Now, things have changed just a little haven’t they? Not the numbers, but your gut feeling about it. Something is more wrong about pushing the man off the bridge, otherwise you wouldn’t feel worse about it in your gut. Maybe you could argue that it is harder to push the man, not physically harder - he could be standing next to a ledge with no railing - but more morally difficult to push the fat man. Morally difficult isn’t really any different than moral though, so that argument goes off the bridge so to speak. I’m really not aiming to answer why it is more wrong to push the man than it is to pull the lever, but just using this example to show that ethics is not a binary subject. Is killing a mosquito wrong? Is killing a deer wrong? Is killing a dog wrong? Is killing a human wrong? If a person does a wrong deed one day, but a right deed the next day, are they a good person? If a person is feeling down and says “glass half empty” but has cheered up later and says “glass half full” are they an optimist or a pessimist? Should I be penalized if I arrive at work a second after I’m supposed to? Should I if I arrive at work a minute after I’m supposed to? Ten minutes? An hour? Am I good at programming? Am I as good as my peers? Spectrums, spectrums everywhere!

This idea of spectrums instead of categories can be a really powerful way of thinking, if only because it is contrary to the natural way of thinking.
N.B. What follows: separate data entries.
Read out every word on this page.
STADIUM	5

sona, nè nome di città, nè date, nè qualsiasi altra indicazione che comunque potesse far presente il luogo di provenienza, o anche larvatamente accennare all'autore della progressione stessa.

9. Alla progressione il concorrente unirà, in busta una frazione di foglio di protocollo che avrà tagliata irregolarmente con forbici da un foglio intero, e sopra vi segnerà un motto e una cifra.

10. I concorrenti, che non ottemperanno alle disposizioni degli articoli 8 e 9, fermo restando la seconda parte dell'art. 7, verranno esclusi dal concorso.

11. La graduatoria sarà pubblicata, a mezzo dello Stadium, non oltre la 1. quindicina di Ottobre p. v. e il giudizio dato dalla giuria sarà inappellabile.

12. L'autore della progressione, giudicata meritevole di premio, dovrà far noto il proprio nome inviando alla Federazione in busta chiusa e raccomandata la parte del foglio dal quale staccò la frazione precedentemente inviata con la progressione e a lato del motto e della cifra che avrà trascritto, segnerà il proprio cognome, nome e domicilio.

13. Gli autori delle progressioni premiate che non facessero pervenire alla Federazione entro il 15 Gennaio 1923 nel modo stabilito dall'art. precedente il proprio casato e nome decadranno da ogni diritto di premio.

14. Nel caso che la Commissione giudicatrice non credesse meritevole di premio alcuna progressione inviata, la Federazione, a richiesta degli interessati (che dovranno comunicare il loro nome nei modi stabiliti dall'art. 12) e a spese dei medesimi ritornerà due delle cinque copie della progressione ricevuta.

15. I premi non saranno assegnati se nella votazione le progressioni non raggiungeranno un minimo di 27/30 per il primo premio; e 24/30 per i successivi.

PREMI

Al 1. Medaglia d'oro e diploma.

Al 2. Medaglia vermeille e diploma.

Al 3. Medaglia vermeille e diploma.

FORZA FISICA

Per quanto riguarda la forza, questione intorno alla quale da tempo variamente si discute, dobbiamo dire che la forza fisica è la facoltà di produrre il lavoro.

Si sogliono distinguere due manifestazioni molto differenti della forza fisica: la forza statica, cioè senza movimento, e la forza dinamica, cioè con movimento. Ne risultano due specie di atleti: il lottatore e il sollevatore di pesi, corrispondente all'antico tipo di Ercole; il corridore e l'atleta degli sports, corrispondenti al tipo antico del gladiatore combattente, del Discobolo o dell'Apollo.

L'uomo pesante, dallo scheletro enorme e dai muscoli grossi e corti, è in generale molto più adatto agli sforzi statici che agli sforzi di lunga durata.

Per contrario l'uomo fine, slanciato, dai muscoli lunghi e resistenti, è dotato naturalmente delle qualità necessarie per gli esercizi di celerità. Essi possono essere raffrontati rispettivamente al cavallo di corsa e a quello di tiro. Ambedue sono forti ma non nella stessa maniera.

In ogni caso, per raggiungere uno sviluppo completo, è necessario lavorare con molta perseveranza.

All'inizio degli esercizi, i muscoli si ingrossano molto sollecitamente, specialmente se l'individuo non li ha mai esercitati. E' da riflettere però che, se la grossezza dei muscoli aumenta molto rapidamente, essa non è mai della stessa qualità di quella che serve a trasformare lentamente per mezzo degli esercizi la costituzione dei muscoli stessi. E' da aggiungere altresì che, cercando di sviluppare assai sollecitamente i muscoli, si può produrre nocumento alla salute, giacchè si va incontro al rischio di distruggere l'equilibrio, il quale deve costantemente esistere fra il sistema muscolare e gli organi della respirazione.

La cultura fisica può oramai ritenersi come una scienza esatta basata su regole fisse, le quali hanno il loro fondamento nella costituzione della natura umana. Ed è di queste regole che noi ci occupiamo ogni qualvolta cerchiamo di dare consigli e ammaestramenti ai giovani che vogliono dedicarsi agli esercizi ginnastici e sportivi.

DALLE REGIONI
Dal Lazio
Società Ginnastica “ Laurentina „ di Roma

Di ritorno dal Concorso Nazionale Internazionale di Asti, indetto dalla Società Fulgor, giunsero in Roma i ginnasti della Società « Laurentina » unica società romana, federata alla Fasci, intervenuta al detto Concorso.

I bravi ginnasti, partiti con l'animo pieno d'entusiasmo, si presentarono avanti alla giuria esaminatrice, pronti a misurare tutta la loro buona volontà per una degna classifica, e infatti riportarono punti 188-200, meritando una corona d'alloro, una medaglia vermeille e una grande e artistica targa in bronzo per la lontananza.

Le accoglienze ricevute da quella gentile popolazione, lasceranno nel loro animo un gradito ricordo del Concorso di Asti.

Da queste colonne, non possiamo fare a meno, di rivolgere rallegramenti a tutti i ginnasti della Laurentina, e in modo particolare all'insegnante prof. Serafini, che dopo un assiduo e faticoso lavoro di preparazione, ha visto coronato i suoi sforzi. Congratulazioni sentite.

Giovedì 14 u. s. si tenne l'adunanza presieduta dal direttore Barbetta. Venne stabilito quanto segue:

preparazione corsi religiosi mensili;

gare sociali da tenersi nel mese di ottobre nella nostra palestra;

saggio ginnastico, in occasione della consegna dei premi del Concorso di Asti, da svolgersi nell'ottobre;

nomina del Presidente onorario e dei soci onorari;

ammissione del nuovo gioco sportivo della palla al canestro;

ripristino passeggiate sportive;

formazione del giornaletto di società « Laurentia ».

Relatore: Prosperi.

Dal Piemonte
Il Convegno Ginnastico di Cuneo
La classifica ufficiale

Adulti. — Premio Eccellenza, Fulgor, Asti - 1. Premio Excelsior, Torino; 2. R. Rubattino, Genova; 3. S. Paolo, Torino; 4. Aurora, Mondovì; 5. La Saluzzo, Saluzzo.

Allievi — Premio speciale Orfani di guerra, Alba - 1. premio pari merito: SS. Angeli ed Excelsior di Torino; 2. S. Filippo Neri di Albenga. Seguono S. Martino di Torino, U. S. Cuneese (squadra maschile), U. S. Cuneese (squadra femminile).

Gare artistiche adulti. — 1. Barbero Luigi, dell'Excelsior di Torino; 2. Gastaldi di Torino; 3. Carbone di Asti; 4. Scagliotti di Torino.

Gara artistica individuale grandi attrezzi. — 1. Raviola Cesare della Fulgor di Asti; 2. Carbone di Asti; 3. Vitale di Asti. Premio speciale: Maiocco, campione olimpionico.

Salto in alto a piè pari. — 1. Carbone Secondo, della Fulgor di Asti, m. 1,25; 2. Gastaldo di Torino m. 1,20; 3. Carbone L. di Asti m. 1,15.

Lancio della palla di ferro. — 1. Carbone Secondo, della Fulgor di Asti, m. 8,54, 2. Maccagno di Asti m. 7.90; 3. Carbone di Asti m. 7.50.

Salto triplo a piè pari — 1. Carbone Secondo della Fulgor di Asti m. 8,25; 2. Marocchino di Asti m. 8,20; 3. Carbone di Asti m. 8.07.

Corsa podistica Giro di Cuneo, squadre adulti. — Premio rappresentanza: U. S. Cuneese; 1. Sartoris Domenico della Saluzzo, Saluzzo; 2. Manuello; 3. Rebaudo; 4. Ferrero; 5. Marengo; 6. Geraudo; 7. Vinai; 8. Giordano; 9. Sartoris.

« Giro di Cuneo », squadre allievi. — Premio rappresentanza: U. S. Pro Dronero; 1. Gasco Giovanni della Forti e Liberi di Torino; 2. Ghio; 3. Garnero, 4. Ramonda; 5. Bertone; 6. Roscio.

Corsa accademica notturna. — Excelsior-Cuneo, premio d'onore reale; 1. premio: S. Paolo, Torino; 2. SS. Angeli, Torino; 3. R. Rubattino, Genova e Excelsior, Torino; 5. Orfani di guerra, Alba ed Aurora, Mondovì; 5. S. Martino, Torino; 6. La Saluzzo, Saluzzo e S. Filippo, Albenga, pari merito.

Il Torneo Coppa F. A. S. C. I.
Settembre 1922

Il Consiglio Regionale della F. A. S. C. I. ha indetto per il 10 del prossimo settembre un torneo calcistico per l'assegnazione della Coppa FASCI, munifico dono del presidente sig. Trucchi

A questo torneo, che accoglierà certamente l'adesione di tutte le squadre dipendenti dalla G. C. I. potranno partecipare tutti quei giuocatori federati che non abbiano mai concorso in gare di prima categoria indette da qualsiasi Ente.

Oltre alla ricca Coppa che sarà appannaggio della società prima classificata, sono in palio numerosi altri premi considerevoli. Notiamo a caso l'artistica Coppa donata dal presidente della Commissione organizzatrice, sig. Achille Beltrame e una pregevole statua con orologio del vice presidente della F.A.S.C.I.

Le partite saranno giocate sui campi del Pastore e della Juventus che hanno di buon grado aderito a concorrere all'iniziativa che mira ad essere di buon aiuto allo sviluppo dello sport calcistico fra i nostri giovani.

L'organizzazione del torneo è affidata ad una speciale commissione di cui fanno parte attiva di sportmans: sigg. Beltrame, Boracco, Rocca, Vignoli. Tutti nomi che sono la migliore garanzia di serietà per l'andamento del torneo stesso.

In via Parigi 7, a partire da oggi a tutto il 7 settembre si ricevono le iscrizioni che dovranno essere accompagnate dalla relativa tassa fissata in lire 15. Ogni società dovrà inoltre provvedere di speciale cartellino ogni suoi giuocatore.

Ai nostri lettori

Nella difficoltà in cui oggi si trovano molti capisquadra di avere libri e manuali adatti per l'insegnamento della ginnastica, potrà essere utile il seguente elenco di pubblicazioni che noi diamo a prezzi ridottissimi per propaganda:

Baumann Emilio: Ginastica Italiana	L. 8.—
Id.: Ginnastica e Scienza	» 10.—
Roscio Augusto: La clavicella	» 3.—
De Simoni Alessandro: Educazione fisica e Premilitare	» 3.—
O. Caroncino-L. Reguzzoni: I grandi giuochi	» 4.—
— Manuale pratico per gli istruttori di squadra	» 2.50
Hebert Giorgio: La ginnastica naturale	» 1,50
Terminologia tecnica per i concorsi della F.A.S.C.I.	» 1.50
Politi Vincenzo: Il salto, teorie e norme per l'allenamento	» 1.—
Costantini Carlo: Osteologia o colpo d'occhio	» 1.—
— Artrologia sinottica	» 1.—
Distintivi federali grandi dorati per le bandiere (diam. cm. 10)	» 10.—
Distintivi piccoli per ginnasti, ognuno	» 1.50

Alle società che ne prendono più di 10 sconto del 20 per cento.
Your brain - and mine too - is built to extract patterns from the senses, patterns are ways of categorizing data, and categories are inherently binary, as I hope my examples showed. Human language is categorical. Right, wrong, hot, cold, yes, no, now, tomorrow, even: maybe, warm, and, sometime are categories of a kind. Aren’t there some feelings between warm and hot, ones that don’t have names? We think in human language (or do we?), but it can be powerful to step back and see a continuous spectrum. In this example: You’re driving when some guy in a pickup truck cuts you off, causing you to slam on the brakes and get rear ended. The pickup truck driver speeds off, leaving you and the poor soul who rear ended you to deal with his mess. That guy's an asshole, right? We share the road, he can’t do whatever he feels like because he has a huge truck.

Now try to answer the question of: how much of an asshole is this guy? Where does this guy fall on the spectrum from drill sergeant to librarian? Well, it’s hard to say. Maybe he didn’t see you before he cut you off, or maybe he didn’t see that you got rear ended because of it, maybe his wife is in the passenger seat giving birth to triplets and they are rushing to the hospital. Thinking about spectrums is thinking about perspective and human judgment, it can show that our judgement is more a reflection of ourselves than the ones we are judging. Thinking with perspective in mind makes for a more intelligent decision making process, and dare I say a healthier and happier life. Sure, not by much, but happiness is a spectrum, isn’t it?

Sources

I first came across the idea that not everything is black and white at a summer camp about quests in literature. The teacher who taught me the idea explained it better than this post, and so deserves this mention. You know who you are.

I also was just reminded of this idea in a youtube video about a different topic by Kurzgesagt. The video is also where the picture from the top comes from.